I just had dinner… I made it it was delicious. "Fried rice" quinoa with lots of vegetables and a salad on the side. It was really tasty, with soy sauce and ginger… super yummy. And after having my serving I was still kind of hungry so I ate some more veggies out of the rice. I felt guilty about eating those extra veggies.. I'm afraid I'm eating too much… but here is reality: I am not overly stuffed after eating, my clothes still fit… I am OK. I AM OK. Eating some extra vegetables and quinoa is NOT going to affect me. It is healthy food, nutritious energy for my body and that is good. Eating some extra vegetables is not binging. It is eating healthy. And normally. I am eating normally. And that is something I am proud of.
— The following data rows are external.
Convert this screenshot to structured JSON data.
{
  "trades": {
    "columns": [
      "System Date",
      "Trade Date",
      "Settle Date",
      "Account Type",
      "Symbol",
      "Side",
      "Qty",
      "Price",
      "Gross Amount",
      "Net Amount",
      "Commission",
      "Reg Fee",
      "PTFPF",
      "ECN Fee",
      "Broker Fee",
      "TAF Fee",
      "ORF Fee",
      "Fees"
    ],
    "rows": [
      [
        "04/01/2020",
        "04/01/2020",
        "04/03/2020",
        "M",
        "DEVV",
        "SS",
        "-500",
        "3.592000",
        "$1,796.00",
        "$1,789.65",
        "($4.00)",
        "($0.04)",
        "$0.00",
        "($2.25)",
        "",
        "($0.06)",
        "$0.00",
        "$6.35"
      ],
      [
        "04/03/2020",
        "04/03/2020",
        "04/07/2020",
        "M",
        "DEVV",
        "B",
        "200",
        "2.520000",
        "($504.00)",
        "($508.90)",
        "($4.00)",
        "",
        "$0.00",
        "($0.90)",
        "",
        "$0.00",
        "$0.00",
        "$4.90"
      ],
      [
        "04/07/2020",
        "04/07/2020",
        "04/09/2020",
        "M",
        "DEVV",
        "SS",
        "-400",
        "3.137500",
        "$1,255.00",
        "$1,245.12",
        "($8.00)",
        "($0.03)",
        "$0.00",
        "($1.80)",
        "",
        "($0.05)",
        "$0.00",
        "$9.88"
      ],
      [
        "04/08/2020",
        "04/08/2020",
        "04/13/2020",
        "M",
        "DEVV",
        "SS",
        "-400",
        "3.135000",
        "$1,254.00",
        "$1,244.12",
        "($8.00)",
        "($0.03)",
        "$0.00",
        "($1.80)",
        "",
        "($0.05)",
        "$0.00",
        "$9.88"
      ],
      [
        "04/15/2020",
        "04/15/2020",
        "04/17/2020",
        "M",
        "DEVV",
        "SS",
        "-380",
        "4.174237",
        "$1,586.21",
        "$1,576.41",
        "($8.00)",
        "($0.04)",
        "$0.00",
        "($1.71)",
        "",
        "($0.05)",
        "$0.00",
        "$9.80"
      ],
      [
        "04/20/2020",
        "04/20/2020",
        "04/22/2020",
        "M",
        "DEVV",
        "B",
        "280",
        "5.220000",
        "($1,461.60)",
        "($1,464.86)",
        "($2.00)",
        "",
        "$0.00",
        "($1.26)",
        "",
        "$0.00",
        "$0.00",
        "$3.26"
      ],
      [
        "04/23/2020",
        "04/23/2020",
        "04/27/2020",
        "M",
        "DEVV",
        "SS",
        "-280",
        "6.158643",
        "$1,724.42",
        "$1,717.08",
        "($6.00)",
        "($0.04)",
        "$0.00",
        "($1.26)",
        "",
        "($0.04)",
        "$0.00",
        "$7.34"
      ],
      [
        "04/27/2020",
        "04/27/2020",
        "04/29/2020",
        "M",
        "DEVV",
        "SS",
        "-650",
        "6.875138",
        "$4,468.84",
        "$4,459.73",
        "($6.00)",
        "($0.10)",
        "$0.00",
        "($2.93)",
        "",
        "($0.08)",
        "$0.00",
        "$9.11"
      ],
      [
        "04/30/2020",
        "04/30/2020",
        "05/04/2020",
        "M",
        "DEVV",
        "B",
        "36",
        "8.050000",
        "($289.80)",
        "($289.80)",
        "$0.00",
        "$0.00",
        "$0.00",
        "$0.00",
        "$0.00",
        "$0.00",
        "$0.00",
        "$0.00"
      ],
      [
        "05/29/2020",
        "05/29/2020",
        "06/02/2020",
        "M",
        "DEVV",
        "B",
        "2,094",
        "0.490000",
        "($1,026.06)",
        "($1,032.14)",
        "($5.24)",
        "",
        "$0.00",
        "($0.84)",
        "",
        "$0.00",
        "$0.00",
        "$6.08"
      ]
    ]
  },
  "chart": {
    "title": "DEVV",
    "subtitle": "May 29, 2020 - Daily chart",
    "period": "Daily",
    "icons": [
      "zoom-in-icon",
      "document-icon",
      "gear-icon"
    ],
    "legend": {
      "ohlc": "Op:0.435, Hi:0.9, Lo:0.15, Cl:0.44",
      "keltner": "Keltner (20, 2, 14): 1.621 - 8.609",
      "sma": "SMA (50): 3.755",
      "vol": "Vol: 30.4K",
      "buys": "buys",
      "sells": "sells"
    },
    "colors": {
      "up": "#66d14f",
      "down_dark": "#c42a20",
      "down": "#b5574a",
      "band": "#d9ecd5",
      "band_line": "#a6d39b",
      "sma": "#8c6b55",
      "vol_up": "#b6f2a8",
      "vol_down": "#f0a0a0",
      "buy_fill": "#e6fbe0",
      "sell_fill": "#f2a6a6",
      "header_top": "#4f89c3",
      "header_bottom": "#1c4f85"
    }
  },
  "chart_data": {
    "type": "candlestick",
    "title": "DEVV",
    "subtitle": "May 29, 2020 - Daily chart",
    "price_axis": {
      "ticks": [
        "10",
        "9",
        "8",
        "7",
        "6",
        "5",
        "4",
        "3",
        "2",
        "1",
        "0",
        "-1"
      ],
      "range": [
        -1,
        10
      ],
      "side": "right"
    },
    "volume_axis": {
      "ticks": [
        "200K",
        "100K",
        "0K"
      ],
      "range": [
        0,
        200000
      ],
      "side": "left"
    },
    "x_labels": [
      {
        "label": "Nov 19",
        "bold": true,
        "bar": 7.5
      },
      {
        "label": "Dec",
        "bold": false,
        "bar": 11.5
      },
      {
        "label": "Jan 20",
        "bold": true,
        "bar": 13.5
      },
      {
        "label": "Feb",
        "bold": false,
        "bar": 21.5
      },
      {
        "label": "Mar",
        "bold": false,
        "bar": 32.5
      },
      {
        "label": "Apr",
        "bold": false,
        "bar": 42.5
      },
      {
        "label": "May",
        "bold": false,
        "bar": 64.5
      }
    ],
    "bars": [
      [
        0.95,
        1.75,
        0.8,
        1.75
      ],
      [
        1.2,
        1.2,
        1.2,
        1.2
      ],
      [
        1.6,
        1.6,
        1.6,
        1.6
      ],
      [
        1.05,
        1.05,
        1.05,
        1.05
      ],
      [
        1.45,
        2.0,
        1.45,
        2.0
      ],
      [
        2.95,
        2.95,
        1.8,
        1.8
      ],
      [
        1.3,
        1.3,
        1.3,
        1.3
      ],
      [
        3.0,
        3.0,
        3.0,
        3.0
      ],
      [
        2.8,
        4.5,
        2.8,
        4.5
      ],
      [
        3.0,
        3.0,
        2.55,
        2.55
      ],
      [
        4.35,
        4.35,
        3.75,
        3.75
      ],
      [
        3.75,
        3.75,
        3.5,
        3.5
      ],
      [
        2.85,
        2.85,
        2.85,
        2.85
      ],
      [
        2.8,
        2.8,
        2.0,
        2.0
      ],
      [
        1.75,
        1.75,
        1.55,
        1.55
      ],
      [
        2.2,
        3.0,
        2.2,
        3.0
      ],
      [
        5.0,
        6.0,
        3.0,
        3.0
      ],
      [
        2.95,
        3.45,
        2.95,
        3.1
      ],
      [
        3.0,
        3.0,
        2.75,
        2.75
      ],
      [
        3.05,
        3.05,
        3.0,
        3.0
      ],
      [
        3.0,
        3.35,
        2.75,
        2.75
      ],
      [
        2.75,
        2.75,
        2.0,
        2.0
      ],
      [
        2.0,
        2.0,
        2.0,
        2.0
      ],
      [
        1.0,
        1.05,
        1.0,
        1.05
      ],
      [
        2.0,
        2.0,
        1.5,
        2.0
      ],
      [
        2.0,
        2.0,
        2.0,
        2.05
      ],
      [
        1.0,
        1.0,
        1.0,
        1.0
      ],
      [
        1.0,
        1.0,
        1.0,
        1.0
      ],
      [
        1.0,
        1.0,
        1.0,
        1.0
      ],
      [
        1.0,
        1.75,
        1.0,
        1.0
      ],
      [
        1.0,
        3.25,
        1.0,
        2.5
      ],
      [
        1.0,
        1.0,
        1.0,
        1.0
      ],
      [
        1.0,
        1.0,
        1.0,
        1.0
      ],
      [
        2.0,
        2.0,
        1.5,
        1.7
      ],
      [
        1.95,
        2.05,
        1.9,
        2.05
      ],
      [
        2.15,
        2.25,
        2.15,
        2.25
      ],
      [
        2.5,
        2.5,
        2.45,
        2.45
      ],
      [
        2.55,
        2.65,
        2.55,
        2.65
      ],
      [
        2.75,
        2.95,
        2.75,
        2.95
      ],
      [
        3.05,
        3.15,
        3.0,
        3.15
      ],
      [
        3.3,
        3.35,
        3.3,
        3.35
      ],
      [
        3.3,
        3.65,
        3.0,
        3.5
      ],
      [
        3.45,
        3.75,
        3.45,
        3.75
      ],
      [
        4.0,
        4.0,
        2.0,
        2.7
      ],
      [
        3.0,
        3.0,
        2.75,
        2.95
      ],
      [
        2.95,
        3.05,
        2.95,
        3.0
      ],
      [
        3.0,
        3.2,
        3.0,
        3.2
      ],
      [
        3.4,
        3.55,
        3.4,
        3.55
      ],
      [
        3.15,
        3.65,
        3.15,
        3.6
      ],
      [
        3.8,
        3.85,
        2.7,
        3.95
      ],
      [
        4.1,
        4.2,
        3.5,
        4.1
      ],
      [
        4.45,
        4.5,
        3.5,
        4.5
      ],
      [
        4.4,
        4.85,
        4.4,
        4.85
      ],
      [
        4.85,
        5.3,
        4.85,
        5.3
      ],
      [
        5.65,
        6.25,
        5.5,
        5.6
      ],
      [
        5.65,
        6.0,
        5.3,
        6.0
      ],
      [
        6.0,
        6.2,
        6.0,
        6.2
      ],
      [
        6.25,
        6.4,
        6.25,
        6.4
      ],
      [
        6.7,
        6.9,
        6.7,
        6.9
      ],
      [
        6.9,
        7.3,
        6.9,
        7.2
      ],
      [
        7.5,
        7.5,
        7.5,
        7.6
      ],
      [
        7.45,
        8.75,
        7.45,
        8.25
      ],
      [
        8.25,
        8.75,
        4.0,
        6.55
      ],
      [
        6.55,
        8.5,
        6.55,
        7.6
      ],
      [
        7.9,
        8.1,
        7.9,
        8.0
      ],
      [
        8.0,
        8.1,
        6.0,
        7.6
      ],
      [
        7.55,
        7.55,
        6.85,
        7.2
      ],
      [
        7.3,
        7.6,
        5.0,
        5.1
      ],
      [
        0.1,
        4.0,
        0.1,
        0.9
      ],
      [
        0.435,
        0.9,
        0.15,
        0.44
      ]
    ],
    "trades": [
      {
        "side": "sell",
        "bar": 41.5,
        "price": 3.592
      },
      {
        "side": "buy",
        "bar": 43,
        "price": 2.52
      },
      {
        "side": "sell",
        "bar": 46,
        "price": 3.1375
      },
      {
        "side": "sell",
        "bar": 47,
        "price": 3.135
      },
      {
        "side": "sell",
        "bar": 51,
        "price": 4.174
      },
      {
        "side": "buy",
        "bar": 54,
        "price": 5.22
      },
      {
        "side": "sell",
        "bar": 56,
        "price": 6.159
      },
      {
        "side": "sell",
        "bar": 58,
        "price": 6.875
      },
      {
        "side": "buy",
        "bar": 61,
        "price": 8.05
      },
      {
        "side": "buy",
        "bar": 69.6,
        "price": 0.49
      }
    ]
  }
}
So I will not act on urges tonight. I am drinking tea, I am resting… I will have my snack later… and I will be ok. I will. I can trust my body to eat what I need. I don't have to burn off the calories I've eaten, they are healthy for my body. I CAN trust my body.
Panicking a little but I am going to be alright. I am stronger than my eating disorder. I am strong I am healthy. I can do this.
Just wanted to let you know that as a fellow woman in recovery (I have DID), I may not know your personal struggle, but I do know how much we all need the support of one another. You can do this! Standing with you.